White-Box Testing: A testing technique that examines the program structure and derives test data from the program logic/code. Also known as clear-box testing, open-box testing, or structural testing.
Wideband Delphi: An estimation technique used to predict project effort. It involves multiple experts who provide estimates anonymously, discuss them, and iteratively converge on a consensus estimate.
WBS (Work Breakdown Structure): A hierarchical decomposition of the total scope of work to be carried out by the project team to accomplish the project objectives. It helps in organizing and defining the total work scope.
Weighted Defect Density: A metric that assigns weights to different defects based on their severity and calculates a density figure to assess the quality of the software.
Window Testing: Testing conducted on applications that use graphical user interfaces to ensure the application behaves as expected within the GUI's windows.
Work Product: Any artifact produced during the software development lifecycle, including documents, code, diagrams, and test cases. Work products are reviewed and tested to ensure quality.
Workflow Testing: Testing aimed at verifying that business processes and workflows in the application function as expected. It often involves end-to-end testing scenarios.
Wrapper: A software component that provides an interface to another component. Wrappers are used in testing to isolate the component under test or to simulate interactions with other components.
X-Driven Testing (XDT): A generic term that can refer to various specific types of driven testing such as data-driven testing (DDT), keyword-driven testing (KDT), and behavior-driven testing (BDT). It emphasizes the use of specific inputs (data, keywords, behaviors) to drive the testing process.
XPath (XML Path Language): A language used for navigating through elements and attributes in an XML document. In testing, XPath expressions are often used in test scripts to locate elements within an XML structure.
XSS (Cross-Site Scripting): A security vulnerability typically found in web applications. It allows attackers to inject malicious scripts into webpages viewed by other users. Testing for XSS involves ensuring that user inputs are properly sanitized and encoded.
XML (eXtensible Markup Language): A markup language used to define rules for encoding documents in a format that is both human-readable and machine-readable. XML is often used in testing for configuration files, data interchange, and test case definitions.
XP (Extreme Programming): An agile software development methodology that emphasizes customer satisfaction, continuous feedback, and iterative development. XP practices include test-driven development (TDD) and pair programming, both of which are highly relevant to testing.
XQuery: A query language that can retrieve data from XML documents. In testing, XQuery is used to validate the contents of XML documents against expected values.
YAML (YAML Ain't Markup Language): A human-readable data serialization standard that can be used in conjunction with all programming languages. In testing, YAML files are often used for configuration, test data, and test case definitions.
Zero Defect Policy: A quality management approach that aims to achieve and maintain zero defects in software products. It emphasizes defect prevention throughout the development lifecycle.
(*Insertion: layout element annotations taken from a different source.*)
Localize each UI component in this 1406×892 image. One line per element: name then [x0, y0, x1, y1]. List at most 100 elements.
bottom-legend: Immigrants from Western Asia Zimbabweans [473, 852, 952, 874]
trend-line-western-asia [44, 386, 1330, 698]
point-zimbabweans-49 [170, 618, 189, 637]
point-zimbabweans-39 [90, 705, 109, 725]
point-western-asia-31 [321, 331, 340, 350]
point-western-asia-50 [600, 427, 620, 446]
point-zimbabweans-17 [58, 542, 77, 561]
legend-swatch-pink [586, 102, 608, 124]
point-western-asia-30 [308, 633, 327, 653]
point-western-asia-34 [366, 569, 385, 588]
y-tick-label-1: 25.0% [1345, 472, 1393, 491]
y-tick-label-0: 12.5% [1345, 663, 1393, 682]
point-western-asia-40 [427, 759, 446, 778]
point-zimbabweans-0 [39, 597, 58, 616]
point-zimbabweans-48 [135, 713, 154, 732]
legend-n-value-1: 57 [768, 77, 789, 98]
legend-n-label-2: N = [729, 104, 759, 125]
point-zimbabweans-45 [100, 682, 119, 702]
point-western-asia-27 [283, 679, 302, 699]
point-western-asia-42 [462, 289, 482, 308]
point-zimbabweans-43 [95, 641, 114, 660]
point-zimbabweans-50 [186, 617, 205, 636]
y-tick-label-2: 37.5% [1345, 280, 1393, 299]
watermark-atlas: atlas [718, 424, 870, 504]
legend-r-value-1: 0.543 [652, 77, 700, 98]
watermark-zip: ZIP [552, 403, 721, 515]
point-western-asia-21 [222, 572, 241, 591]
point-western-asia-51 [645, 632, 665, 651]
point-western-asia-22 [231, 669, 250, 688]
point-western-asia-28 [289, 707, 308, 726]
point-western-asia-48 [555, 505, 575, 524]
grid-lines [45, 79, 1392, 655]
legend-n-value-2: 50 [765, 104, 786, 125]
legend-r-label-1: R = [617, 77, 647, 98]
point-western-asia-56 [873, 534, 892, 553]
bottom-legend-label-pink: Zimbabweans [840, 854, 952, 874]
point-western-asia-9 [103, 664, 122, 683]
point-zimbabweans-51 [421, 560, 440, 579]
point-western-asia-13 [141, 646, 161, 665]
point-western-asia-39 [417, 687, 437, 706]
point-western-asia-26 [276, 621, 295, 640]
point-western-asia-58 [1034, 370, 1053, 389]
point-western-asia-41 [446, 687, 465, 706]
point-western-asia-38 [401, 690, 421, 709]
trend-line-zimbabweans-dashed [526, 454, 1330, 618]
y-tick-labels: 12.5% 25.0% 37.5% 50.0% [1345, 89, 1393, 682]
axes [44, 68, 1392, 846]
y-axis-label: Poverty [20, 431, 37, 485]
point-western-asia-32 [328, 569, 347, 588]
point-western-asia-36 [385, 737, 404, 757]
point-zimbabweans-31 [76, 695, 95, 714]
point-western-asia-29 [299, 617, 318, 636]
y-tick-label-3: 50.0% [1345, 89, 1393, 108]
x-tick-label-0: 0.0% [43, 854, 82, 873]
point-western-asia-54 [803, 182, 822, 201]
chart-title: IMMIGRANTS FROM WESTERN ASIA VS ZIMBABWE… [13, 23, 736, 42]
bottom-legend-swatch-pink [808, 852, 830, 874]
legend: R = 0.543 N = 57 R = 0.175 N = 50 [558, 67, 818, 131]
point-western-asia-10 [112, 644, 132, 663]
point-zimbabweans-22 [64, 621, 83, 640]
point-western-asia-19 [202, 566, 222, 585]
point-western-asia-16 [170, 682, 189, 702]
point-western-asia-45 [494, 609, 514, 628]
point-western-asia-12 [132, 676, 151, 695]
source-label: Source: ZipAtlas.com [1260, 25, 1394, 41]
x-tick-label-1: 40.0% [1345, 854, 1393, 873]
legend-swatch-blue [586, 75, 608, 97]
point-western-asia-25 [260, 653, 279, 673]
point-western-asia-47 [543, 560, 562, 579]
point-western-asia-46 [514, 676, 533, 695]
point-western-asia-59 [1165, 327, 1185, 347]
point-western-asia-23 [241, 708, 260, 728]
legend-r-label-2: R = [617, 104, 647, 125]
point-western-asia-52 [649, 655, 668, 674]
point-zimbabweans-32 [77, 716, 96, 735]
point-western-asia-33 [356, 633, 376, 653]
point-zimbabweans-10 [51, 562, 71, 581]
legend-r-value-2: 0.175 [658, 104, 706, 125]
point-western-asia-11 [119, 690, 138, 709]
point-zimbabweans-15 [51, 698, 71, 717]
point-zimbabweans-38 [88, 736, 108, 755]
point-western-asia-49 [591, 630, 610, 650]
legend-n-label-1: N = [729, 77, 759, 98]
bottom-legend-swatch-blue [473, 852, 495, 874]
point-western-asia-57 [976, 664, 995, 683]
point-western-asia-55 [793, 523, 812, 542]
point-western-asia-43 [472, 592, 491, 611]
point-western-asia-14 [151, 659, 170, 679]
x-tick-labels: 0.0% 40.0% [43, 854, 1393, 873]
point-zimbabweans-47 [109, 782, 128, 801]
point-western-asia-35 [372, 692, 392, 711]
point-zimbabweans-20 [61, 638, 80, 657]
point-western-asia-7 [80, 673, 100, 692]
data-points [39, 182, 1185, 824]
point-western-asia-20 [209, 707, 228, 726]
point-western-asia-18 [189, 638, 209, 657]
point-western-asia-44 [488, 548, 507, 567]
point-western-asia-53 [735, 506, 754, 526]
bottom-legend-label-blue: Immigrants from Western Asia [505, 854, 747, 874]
Zero-Day Attack: A cyber attack that exploits a previously unknown vulnerability in software. Zero-day attacks occur before the software vendor becomes aware of the vulnerability and can release a patch.
Zero-Day Exploit: A piece of malicious code that takes advantage of a zero-day vulnerability in software. Zero-day exploits can cause significant damage because there is no available defense against them until a patch is released.
Zombie Code: In software testing and development, zombie code refers to sections of code that are no longer executed but remain in the codebase. It can increase maintenance efforts and potentially introduce bugs.